Apple is probably better known for its smartphones and tablets than for its laptops and desktop computers these days. But in spite of constant rumors that the company eventually plans to merge its iPhone and Mac operating systems, the company says the two platforms will continue to be separate… kind of.
The company does want to make it easier for developers to bring iOS apps to macOS though. So Apple has started to bring some of the framework used by iOS apps to Mac to make the process of porting smartphone and tablets apps to run on Mac computers.
Speaking during today’s WWDC keynote, Apple’s Craig Federighi said this is the start of a multi-year project.
Phase one involves Apple bringing some of its own mobile apps to the desktop. The company is starting with Apple News, Stocks, Voice Memos, and Home. All four of those apps will be available for Mac when macOS Mojave rolls out this fall… although you can get an early look in the developer beta that launches today.
Apple is still early in the process though, so it’s not making the new tools available to third-party developers yet. But it will do that sometime in 2019.
The move doesn’t necessarily mean that millions of apps in the iOS App Store will suddenly be available for Mac. Developers will still need to port them, but the goal is to make it possible to do that with minimal code changes.
That’s likely to be easier to do with some apps than others. Most mobile apps are optimized for touchscreen displays, for example. While it’s trivial to convert some touch activities into mouse or touchpad clicks, others might be hard to replicate on devices that don’t have touchscreens…. which would be every Mac released to date.

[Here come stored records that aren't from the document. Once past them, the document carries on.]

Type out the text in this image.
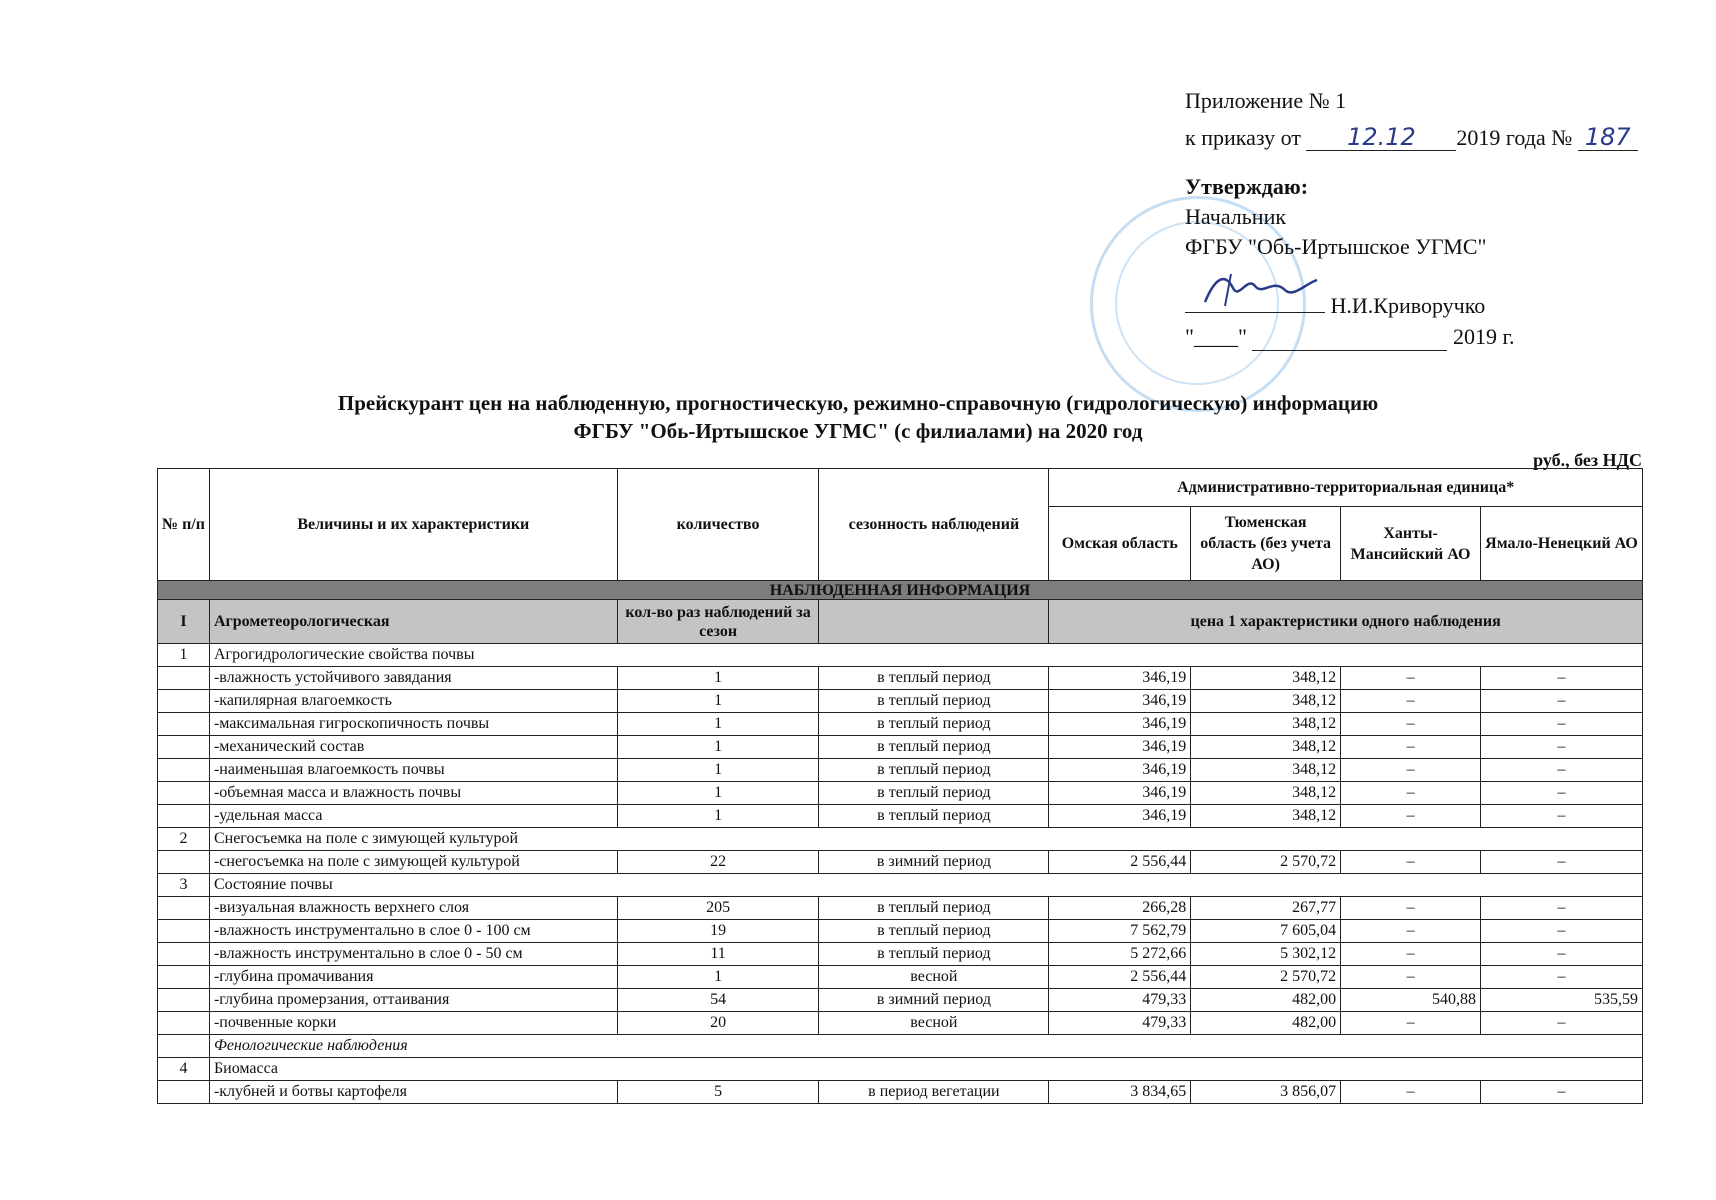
Приложение № 1
к приказу от 12.12 2019 года № 187
Утверждаю:
Начальник
ФГБУ "Обь-Иртышское УГМС"
Н.И.Криворучко
"____"	2019 г.
Прейскурант цен на наблюденную, прогностическую, режимно-справочную (гидрологическую) информацию
ФГБУ "Обь-Иртышское УГМС" (с филиалами) на 2020 год
руб., без НДС
№ п/п	Величины и их характеристики	количество	сезонность наблюдений	Административно-территориальная единица*			
				Омская область	Тюменская область (без учета АО)	Ханты-Мансийский АО	Ямало-Ненецкий АО
НАБЛЮДЕННАЯ ИНФОРМАЦИЯ							
I	Агрометеорологическая	кол-во раз наблюдений за сезон		цена 1 характеристики одного наблюдения			
1	Агрогидрологические свойства почвы						
	-влажность устойчивого завядания	1	в теплый период	346,19	348,12	–	–
	-капилярная влагоемкость	1	в теплый период	346,19	348,12	–	–
	-максимальная гигроскопичность почвы	1	в теплый период	346,19	348,12	–	–
	-механический состав	1	в теплый период	346,19	348,12	–	–
	-наименьшая влагоемкость почвы	1	в теплый период	346,19	348,12	–	–
	-объемная масса и влажность почвы	1	в теплый период	346,19	348,12	–	–
	-удельная масса	1	в теплый период	346,19	348,12	–	–
2	Снегосъемка на поле с зимующей культурой						
	-снегосъемка на поле с зимующей культурой	22	в зимний период	2 556,44	2 570,72	–	–
3	Состояние почвы						
	-визуальная влажность верхнего слоя	205	в теплый период	266,28	267,77	–	–
	-влажность инструментально в слое 0 - 100 см	19	в теплый период	7 562,79	7 605,04	–	–
	-влажность инструментально в слое 0 - 50 см	11	в теплый период	5 272,66	5 302,12	–	–
	-глубина промачивания	1	весной	2 556,44	2 570,72	–	–
	-глубина промерзания, оттаивания	54	в зимний период	479,33	482,00	540,88	535,59
	-почвенные корки	20	весной	479,33	482,00	–	–
	Фенологические наблюдения						
4	Биомасса						
	-клубней и ботвы картофеля	5	в период вегетации	3 834,65	3 856,07	–	–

Of course, while Apple has resisted adding touchscreens to its laptops and desktops in the past, maybe the addition of support for iOS apps will help give the company the justification it needs to release Mac hardware with touch panels in the future.
It seems that it was only a matter of time considering that competitors have already done the same. On a personal (anecdotal) note… I occasionally help (extreme) newbs get Windows 10 prepped and ready on their laptops. In every case, thus far… the first requests are Android apps like whatsApp and similar.
I’m sure Apple is experiencing the same from a growing segment of their users. Games may be another factor. It’ll be interesting to see how the ad ecosystem evolves over time on macOS…
That’s a super weird choice. Will be interesting to see how it plays out. I still think incorporating the iOS ‘framework’ will entail moving more and more of iOS into MacOS and then finally removing all the bits of MacOS and it’s just iOS on laptops.